Peter Martin: Where Ag Outperforms Its Peers

January 20, 2018 03:41 PM
 
Peter Martin

One area of agriculture has consistently been outperforming its peers for years, despite the challenges faced by the industry. That area: agricultural banks.

As farmers across the country continue to look for ways to cut costs and “trim the fat,” agricultural banks are regularly surpassing commercial banks and the industry benchmark known as “all insured institutions,” which covers the nearly 6,000 federally insured lenders in the U.S.  

As their designation implies, agricultural banks have greater focus and loan exposure to agriculture. The last time agricultural banks ended the year with a return-on-asset ratio that was lower than their peers was 2006. Except for a few brief anomalies, agricultural banks have routinely demonstrated a better net-interest margin, fewer charge-offs and a much smaller percentage of unprofitable institutions. These banks are typically better capitalized than their peers and have set aside significant cash in case loans start to go bad. Several years ago, we saw a number of commercial banks make aggressive moves to increase their exposure to agriculture in order to participate in this success. These times are likely to change but not quite yet.

Agricultural banks are well prepared for the challenges that lie ahead. As of September 2017, agricultural banks have a provision-to-charge-off percentage of 200.5% versus 125.98% for all insured institutions. They have set aside a lot of money to guard against loan losses, despite having significantly fewer charge-offs than their peers.

So far, there hasn’t been much change in loan repayment to agricultural banks. In fact, year-over-year, the number of loans 30 to 89 days past due has declined slightly.
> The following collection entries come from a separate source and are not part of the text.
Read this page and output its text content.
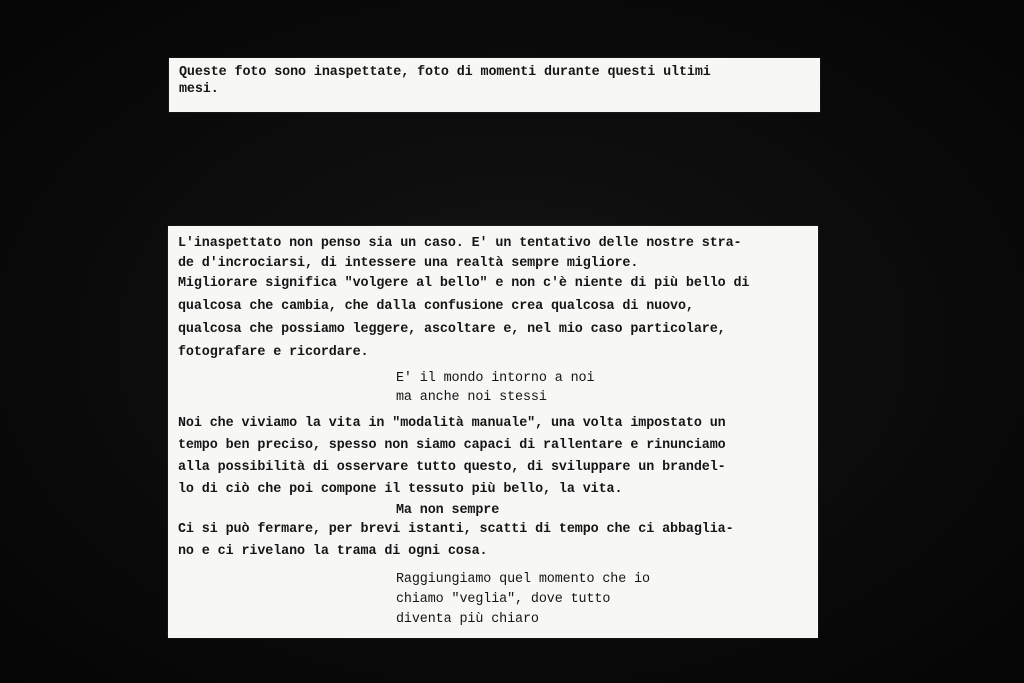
Queste foto sono inaspettate, foto di momenti durante questi ultimi

mesi.

L'inaspettato non penso sia un caso. E' un tentativo delle nostre stra-

de d'incrociarsi, di intessere una realtà sempre migliore.

Migliorare significa "volgere al bello" e non c'è niente di più bello di

qualcosa che cambia, che dalla confusione crea qualcosa di nuovo,

qualcosa che possiamo leggere, ascoltare e, nel mio caso particolare,

fotografare e ricordare.

E' il mondo intorno a noi

ma anche noi stessi

Noi che viviamo la vita in "modalità manuale", una volta impostato un

tempo ben preciso, spesso non siamo capaci di rallentare e rinunciamo

alla possibilità di osservare tutto questo, di sviluppare un brandel-

lo di ciò che poi compone il tessuto più bello, la vita.

Ma non sempre

Ci si può fermare, per brevi istanti, scatti di tempo che ci abbaglia-

no e ci rivelano la trama di ogni cosa.

Raggiungiamo quel momento che io

chiamo "veglia", dove tutto

diventa più chiaro
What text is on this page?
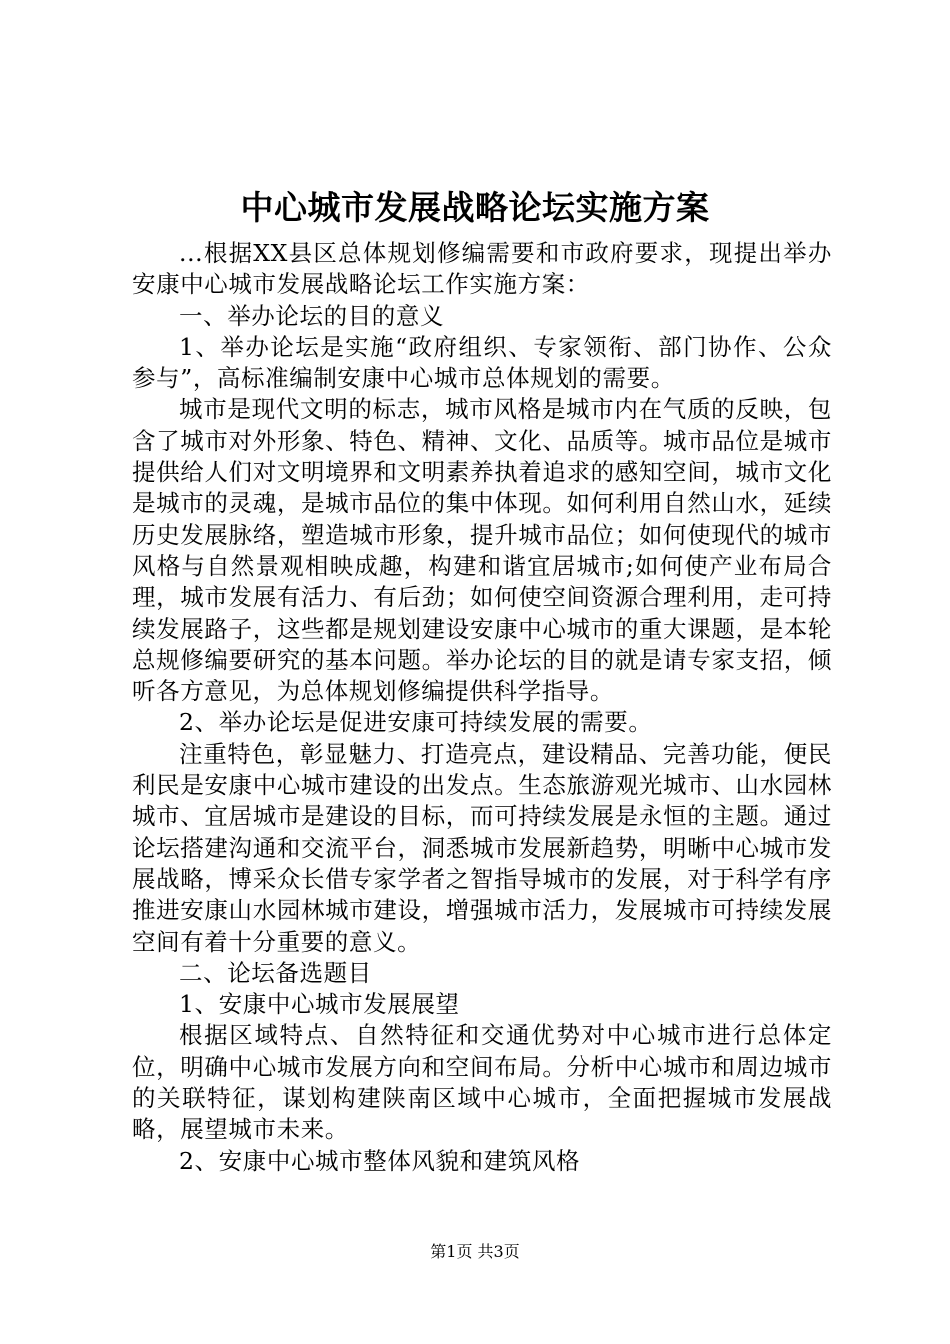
中心城市发展战略论坛实施方案

...根据XX县区总体规划修编需要和市政府要求，现提出举办安康中心城市发展战略论坛工作实施方案：

一、举办论坛的目的意义

1、举办论坛是实施“政府组织、专家领衔、部门协作、公众参与”，高标准编制安康中心城市总体规划的需要。

城市是现代文明的标志，城市风格是城市内在气质的反映，包含了城市对外形象、特色、精神、文化、品质等。城市品位是城市提供给人们对文明境界和文明素养执着追求的感知空间，城市文化是城市的灵魂，是城市品位的集中体现。如何利用自然山水，延续历史发展脉络，塑造城市形象，提升城市品位；如何使现代的城市风格与自然景观相映成趣，构建和谐宜居城市;如何使产业布局合理，城市发展有活力、有后劲；如何使空间资源合理利用，走可持续发展路子，这些都是规划建设安康中心城市的重大课题，是本轮总规修编要研究的基本问题。举办论坛的目的就是请专家支招，倾听各方意见，为总体规划修编提供科学指导。

2、举办论坛是促进安康可持续发展的需要。

注重特色，彰显魅力、打造亮点，建设精品、完善功能，便民利民是安康中心城市建设的出发点。生态旅游观光城市、山水园林城市、宜居城市是建设的目标，而可持续发展是永恒的主题。通过论坛搭建沟通和交流平台，洞悉城市发展新趋势，明晰中心城市发展战略，博采众长借专家学者之智指导城市的发展，对于科学有序推进安康山水园林城市建设，增强城市活力，发展城市可持续发展空间有着十分重要的意义。

二、论坛备选题目

1、安康中心城市发展展望

根据区域特点、自然特征和交通优势对中心城市进行总体定位，明确中心城市发展方向和空间布局。分析中心城市和周边城市的关联特征，谋划构建陕南区域中心城市，全面把握城市发展战略，展望城市未来。

2、安康中心城市整体风貌和建筑风格

第1页 共3页
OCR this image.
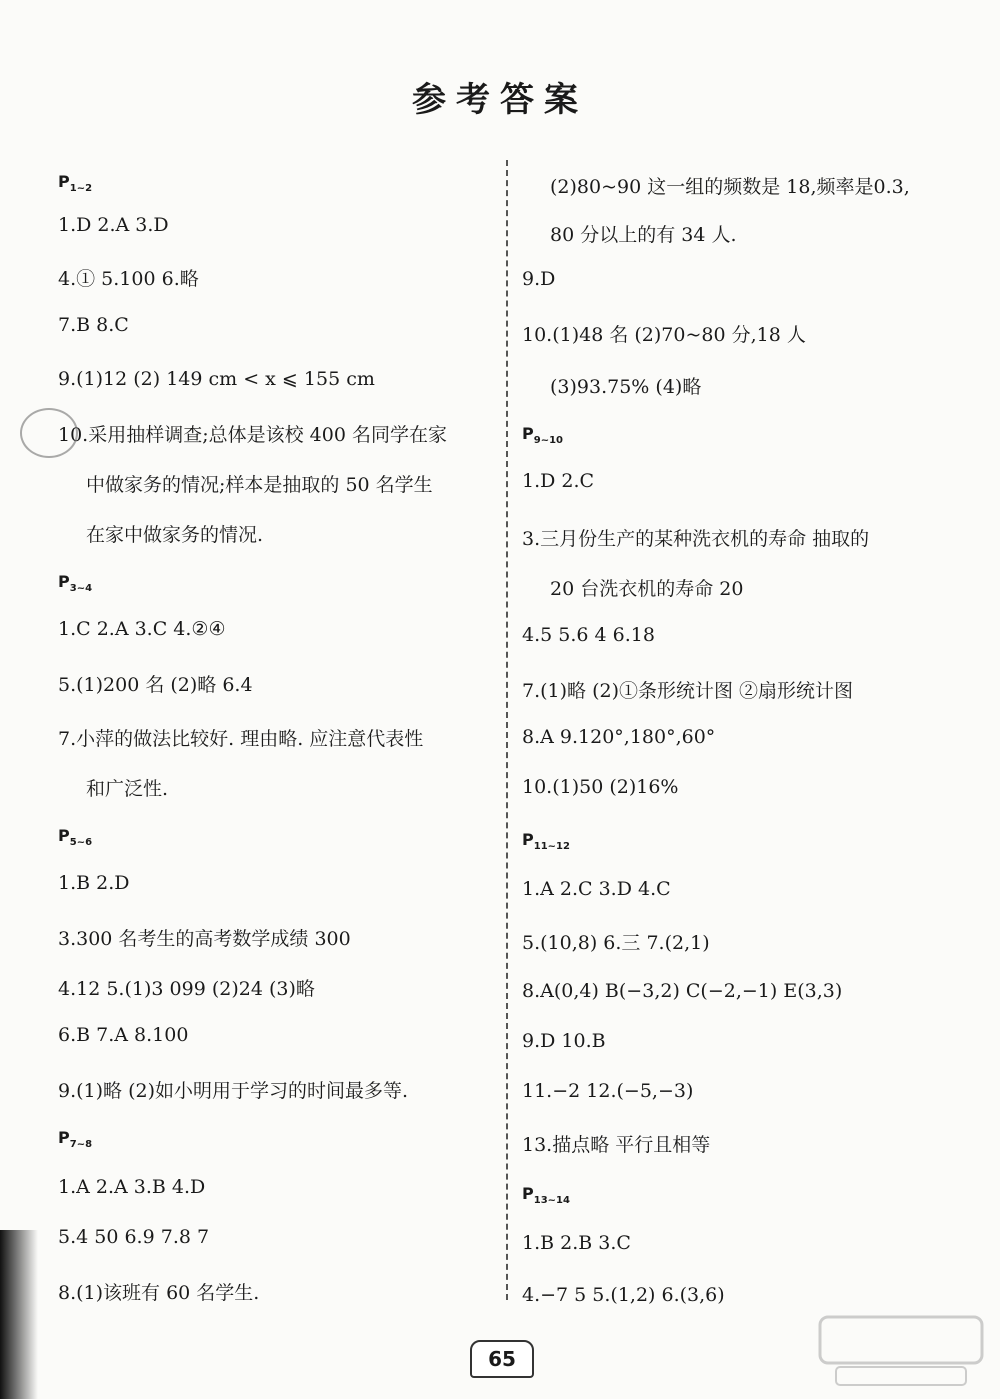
参考答案
$P_{1\sim 2}$
1.D 2.A 3.D
4.① 5.100 6.略
7.B 8.C
9.(1)12 (2) 149 cm < x ⩽ 155 cm
10.采用抽样调查;总体是该校 400 名同学在家
中做家务的情况;样本是抽取的 50 名学生
在家中做家务的情况.
$P_{3\sim 4}$
1.C 2.A 3.C 4.②④
5.(1)200 名 (2)略 6.4
7.小萍的做法比较好. 理由略. 应注意代表性
和广泛性.
$P_{5\sim 6}$
1.B 2.D
3.300 名考生的高考数学成绩 300
4.12 5.(1)3 099 (2)24 (3)略
6.B 7.A 8.100
9.(1)略 (2)如小明用于学习的时间最多等.
$P_{7\sim 8}$
1.A 2.A 3.B 4.D
5.4 50 6.9 7.8 7
8.(1)该班有 60 名学生.
(2)80~90 这一组的频数是 18,频率是0.3,
80 分以上的有 34 人.
9.D
10.(1)48 名 (2)70~80 分,18 人
(3)93.75% (4)略
$P_{9\sim 10}$
1.D 2.C
3.三月份生产的某种洗衣机的寿命 抽取的
20 台洗衣机的寿命 20
4.5 5.6 4 6.18
7.(1)略 (2)①条形统计图 ②扇形统计图
8.A 9.120°,180°,60°
10.(1)50 (2)16%
$P_{11\sim 12}$
1.A 2.C 3.D 4.C
5.(10,8) 6.三 7.(2,1)
8.A(0,4) B(−3,2) C(−2,−1) E(3,3)
9.D 10.B
11.−2 12.(−5,−3)
13.描点略 平行且相等
$P_{13\sim 14}$
1.B 2.B 3.C
4.−7 5 5.(1,2) 6.(3,6)
65
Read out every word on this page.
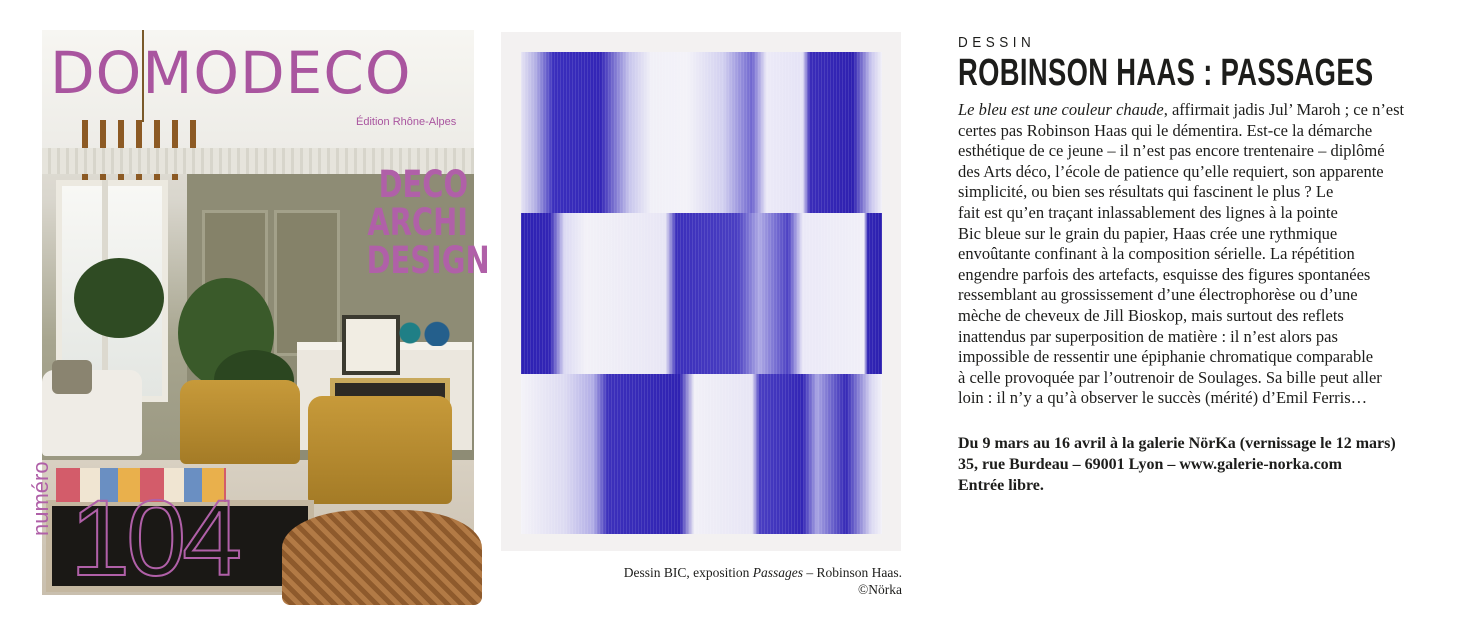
DOMODECO
Édition Rhône-Alpes
DECO
ARCHI
DESIGN
104
numéro
Dessin BIC, exposition Passages – Robinson Haas.
©Nörka
DESSIN
ROBINSON HAAS : PASSAGES
Le bleu est une couleur chaude, affirmait jadis Jul’ Maroh ; ce n’est
certes pas Robinson Haas qui le démentira. Est-ce la démarche
esthétique de ce jeune – il n’est pas encore trentenaire – diplômé
des Arts déco, l’école de patience qu’elle requiert, son apparente
simplicité, ou bien ses résultats qui fascinent le plus ? Le
fait est qu’en traçant inlassablement des lignes à la pointe
Bic bleue sur le grain du papier, Haas crée une rythmique
envoûtante confinant à la composition sérielle. La répétition
engendre parfois des artefacts, esquisse des figures spontanées
ressemblant au grossissement d’une électrophorèse ou d’une
mèche de cheveux de Jill Bioskop, mais surtout des reflets
inattendus par superposition de matière : il n’est alors pas
impossible de ressentir une épiphanie chromatique comparable
à celle provoquée par l’outrenoir de Soulages. Sa bille peut aller
loin : il n’y a qu’à observer le succès (mérité) d’Emil Ferris…
Du 9 mars au 16 avril à la galerie NörKa (vernissage le 12 mars)
35, rue Burdeau – 69001 Lyon – www.galerie-norka.com
Entrée libre.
Loans more than 90 days past due and total charge-offs rose marginally. For the moment, loan repayment is strong.

We won’t know the impact of low commodity prices on banks for several years. The equity strength of agriculture will give banks and borrowers options before charge-offs become a real issue. This delay means bank financial statements are likely to look strong a while longer. It’s likely to take two to three years of continued, industrywide challenges before we see problems on bank financial statements.  

According to several studies, in the 1980s, a bank’s loan-to-asset ratio was the largest single determining factor on whether it failed. The loan-to-asset ratio indicates how much a bank’s balance sheet is leveraged. Similar to a farm, too much leverage on a bank’s balance sheet eliminates options if financial performance falls. We need to watch this lesser-known ratio.

In addition to repayment rates, monitoring loan growth and land values remains critical. Loan growth can indicate borrowers are struggling with carryover debt and/or losses. For an extended period of time, these drivers of loan growth will choke a business to death. When you combine this with a decline in land values, we can quickly reach dangerous levels of debt not witnessed since the 1980s.   

The bottom line is while agricultural banks are strong, it’s likely they’ll face some challenges within the next three years. It’s worth checking up on your bank’s financial performance from time to time. You can assess your lender’s financial safety through the FDIC’s website or the “Safe and Sound Ratings” section at www.bankrate.com.